These easy empanadas are delicious and super quick to make thanks to leftover shredded rotisserie chicken.
Two nights ago after the kids had went to bed I was still feeling pretty hungry but I didn’t feel like doing anything big.
Earlier that day my husband had bought a rotisserie chicken from the grocery.
He already ate most of it but I took the rest of the meat and shredded it. I had about a cup of shredded chicken.
I took a look at the rest of the food I had in the house and thought why not make some quick and easy empanadas?
I had chicken, onion, jalapenos and cheese.
Since I only had a cup of shredded chicken I cooked up real quick a cup of white rice to mix with the chicken. I also added some shredded mozzarella cheese to the empanadas before frying.
My empanadas turned out so amazing I felt like such a genius in the kitchen!
I literally created this recipe in a matter of minutes. I had no idea that I was even going to cook.
But I was so hungry wait no I wasn’t I just wanted to eat as usual.
Usually after the kids go to sleep I just want to sit around and be lazy. I guess I just can’t keep myself out of the kitchen. After all food always is on my mind.
If you happen to have more shredded chicken on hand feel free to use more than a cup and you can decrease the rice as needed.
You can see in the photos that mine have a lot of rice in them cause I didn’t have much chicken. But they were very yummy that way!
I am so happy that I’ve been able to post more frequently on here. I’ve been waking up earlier and I’ve been feeling a lot better lately.
This past year was so hard on me. I had been suffering from anxiety so bad.
I can finally say that I’m starting to feel like a brand new woman. I don’t wish depression or anxiety on anyone it’s awful.
Anyways if you ever have some leftover chicken you don’t know what to do with… now you know. I hope you enjoy it! Be back soon!
Chicken & Rice Empanadas
delicious empanadas made from leftover chicken
- 1 cup shredded leftover rotisserie chicken
- 1 cup white rice
- 1/4 white onion diced
- 2 jalapenos chopped
- 4 cups of Maseca not the kind for tamales
- 5 cups of water
- 1 teaspoon salt
- shredded mozzarella cheese
In a pot combine rice, onion, jalapenos, salt and 2 cups of water. Bring to a boil.

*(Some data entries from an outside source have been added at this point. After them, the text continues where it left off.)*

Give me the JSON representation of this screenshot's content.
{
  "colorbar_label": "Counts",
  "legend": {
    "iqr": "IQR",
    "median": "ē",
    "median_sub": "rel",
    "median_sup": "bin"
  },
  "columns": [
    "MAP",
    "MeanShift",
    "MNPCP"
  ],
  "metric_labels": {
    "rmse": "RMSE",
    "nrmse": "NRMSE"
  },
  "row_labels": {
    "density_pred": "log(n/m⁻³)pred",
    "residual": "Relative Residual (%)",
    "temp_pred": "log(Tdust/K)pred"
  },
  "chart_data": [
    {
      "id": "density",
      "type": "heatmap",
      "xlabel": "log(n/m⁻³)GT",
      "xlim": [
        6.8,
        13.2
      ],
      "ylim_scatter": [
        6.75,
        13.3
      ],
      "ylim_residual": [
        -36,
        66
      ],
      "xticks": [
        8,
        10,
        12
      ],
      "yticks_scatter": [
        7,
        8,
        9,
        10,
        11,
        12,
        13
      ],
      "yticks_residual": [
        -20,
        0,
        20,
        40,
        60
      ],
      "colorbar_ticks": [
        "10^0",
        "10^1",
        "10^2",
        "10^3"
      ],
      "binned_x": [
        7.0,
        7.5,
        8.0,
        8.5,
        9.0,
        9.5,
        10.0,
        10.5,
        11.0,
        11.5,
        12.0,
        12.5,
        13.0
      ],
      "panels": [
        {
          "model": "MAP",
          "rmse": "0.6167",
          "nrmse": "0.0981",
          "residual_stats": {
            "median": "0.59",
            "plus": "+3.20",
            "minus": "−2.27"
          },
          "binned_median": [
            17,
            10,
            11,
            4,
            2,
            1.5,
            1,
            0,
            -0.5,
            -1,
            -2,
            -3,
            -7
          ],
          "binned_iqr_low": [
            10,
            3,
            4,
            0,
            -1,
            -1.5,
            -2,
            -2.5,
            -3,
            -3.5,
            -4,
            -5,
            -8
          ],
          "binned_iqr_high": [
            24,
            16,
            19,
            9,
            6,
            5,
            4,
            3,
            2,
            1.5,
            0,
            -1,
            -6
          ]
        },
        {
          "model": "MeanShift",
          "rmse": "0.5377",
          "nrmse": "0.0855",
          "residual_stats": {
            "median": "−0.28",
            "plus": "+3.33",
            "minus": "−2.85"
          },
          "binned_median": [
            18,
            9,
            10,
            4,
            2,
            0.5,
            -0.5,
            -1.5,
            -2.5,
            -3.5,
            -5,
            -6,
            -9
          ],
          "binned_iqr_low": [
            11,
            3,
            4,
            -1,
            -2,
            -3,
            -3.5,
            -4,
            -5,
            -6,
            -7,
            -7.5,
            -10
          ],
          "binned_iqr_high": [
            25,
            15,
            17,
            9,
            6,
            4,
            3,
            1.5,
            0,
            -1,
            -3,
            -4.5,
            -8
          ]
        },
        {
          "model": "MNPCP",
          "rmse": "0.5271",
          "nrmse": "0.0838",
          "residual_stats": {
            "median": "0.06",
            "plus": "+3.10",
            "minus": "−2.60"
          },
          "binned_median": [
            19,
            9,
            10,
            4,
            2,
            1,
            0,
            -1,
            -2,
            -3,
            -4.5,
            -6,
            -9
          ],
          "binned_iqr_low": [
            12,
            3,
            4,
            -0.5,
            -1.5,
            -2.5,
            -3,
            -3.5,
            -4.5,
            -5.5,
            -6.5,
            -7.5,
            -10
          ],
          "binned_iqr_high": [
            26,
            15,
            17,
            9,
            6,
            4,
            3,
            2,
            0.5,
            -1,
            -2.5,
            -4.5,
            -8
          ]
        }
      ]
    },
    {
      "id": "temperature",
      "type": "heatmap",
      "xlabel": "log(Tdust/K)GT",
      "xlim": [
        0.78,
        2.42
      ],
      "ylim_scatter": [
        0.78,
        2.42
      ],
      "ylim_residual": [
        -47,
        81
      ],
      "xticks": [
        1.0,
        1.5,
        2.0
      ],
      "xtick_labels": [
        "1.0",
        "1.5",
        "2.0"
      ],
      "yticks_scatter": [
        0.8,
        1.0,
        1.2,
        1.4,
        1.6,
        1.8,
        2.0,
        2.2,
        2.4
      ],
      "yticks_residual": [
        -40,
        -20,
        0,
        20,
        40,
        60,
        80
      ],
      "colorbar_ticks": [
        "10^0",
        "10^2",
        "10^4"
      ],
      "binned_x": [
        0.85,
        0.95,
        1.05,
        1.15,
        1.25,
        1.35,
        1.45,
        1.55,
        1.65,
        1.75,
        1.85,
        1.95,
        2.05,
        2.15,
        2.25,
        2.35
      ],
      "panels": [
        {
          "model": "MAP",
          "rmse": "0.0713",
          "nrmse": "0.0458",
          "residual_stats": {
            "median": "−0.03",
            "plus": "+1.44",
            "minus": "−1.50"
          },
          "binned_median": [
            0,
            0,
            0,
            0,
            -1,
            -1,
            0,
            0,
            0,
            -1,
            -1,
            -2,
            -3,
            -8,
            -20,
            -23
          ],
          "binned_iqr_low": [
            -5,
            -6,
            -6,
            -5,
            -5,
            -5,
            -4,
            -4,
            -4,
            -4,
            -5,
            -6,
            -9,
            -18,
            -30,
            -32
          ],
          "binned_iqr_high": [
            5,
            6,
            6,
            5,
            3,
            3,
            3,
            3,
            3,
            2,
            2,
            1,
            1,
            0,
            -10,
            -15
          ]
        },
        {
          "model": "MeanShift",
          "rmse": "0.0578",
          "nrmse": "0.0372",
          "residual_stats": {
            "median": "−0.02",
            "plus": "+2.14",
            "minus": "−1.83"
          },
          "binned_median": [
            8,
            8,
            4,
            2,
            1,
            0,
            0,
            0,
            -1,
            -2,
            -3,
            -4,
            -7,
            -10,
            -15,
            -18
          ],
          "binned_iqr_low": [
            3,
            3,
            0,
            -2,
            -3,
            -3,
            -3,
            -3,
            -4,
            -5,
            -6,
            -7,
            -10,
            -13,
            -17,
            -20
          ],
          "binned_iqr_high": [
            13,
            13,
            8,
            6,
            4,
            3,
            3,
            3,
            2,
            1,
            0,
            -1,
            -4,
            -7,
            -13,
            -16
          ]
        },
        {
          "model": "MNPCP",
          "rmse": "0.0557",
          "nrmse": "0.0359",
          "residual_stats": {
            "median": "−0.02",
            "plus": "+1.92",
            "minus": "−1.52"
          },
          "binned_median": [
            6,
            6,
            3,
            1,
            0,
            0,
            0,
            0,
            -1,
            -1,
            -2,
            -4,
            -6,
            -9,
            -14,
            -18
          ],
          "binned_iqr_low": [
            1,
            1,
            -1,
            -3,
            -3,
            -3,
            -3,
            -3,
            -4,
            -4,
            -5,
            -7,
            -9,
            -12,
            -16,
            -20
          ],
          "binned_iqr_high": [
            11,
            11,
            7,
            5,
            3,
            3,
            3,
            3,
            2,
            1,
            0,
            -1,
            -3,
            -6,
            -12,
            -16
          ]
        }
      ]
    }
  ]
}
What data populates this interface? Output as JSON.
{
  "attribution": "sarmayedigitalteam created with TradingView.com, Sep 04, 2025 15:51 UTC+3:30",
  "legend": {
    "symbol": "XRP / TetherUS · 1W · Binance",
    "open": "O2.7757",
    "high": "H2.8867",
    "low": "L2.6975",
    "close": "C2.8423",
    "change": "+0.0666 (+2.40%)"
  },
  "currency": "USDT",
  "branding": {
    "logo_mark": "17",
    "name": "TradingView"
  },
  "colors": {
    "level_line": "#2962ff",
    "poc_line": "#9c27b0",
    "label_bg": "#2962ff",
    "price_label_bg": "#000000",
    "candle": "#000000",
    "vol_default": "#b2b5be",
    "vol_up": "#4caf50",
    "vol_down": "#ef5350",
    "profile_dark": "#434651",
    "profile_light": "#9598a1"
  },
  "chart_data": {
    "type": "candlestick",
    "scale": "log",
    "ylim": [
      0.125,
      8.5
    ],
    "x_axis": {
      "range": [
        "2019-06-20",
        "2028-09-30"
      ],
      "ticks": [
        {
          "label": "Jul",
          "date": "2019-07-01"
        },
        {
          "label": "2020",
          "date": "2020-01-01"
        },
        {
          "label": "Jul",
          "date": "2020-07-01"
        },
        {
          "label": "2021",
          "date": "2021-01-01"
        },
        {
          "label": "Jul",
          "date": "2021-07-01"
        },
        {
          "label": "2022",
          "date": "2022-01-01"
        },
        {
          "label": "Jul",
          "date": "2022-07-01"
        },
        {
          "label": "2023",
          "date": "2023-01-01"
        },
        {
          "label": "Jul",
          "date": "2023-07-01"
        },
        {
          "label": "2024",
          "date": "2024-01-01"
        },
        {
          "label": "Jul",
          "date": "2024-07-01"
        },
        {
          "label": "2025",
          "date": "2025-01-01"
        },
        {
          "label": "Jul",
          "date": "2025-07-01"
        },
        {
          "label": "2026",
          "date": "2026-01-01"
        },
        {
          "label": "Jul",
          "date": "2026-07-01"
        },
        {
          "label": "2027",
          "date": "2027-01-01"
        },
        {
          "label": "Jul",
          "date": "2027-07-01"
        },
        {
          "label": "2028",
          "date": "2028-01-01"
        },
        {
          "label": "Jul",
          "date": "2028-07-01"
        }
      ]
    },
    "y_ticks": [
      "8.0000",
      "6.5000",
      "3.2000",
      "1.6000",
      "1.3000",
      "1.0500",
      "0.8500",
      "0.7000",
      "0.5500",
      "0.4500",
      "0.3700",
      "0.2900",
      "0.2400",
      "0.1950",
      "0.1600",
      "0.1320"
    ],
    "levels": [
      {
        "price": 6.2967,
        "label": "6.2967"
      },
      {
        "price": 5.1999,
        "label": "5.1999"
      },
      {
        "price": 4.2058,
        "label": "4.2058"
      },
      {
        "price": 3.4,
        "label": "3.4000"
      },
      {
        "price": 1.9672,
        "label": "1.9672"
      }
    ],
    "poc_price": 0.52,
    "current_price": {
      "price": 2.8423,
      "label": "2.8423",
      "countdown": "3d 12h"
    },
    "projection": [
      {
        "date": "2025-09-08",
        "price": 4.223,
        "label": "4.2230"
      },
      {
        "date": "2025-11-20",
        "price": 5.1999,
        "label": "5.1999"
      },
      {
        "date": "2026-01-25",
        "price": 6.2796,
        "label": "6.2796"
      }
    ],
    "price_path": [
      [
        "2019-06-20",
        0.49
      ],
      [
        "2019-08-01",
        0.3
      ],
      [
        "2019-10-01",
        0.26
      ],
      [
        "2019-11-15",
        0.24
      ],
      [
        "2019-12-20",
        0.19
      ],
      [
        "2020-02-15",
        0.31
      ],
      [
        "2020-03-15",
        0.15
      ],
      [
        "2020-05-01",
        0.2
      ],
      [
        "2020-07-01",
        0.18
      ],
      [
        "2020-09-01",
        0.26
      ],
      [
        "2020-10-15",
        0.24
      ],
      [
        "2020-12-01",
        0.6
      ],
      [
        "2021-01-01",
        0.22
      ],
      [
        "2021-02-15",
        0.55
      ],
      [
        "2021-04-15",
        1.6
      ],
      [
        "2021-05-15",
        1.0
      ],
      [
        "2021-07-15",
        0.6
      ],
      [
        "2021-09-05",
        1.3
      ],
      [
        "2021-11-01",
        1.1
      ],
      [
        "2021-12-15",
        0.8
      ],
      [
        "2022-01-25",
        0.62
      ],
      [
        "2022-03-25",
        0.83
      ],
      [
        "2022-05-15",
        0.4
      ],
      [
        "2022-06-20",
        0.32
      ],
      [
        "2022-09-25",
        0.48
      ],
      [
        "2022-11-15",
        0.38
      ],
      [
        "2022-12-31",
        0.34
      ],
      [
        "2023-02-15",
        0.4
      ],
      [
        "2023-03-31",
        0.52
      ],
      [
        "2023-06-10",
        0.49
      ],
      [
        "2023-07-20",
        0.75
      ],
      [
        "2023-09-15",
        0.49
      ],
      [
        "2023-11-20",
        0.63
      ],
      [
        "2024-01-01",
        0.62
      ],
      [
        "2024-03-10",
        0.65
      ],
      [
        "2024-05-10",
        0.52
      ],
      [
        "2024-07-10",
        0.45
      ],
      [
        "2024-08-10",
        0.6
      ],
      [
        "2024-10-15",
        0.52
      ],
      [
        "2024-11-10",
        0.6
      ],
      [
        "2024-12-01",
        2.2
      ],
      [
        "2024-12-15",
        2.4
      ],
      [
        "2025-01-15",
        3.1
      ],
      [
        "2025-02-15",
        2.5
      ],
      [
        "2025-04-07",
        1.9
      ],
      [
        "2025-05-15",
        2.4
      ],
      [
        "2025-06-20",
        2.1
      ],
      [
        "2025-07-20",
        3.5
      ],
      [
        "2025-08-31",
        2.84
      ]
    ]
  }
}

Reduce heat to low and simmer until done about 20 minutes.
Remove from heat.
Add the chicken to the pot of rice and mix well.
In a large mixing bowl mix 4 cups of maseca with 3 cups of water. Mix well with hands until Masa is moist.
Form 25 equally sized balls from the dough.
Use two circles or squares of plastic wrap to cover the tortilla press to prevent the masa from sticking to the press.
One at a time press each ball into about a 6 inch circle.
Spoon a little of the filling into the flattened masa dough.
Sprinkle just a bit of shredded mozzarella cheese on top of the filling.
Very carefully close the empanada
Repeat with the remaining masa balls
In a large skillet heat up enough oil for frying over medium heat.
When oil is hot fry two to three empanadas at a time until golden. Fry both sides of the empanadas.
Drain on a paper towel lined cookie sheet or pan.
Serve with salsa if desired and enjoy!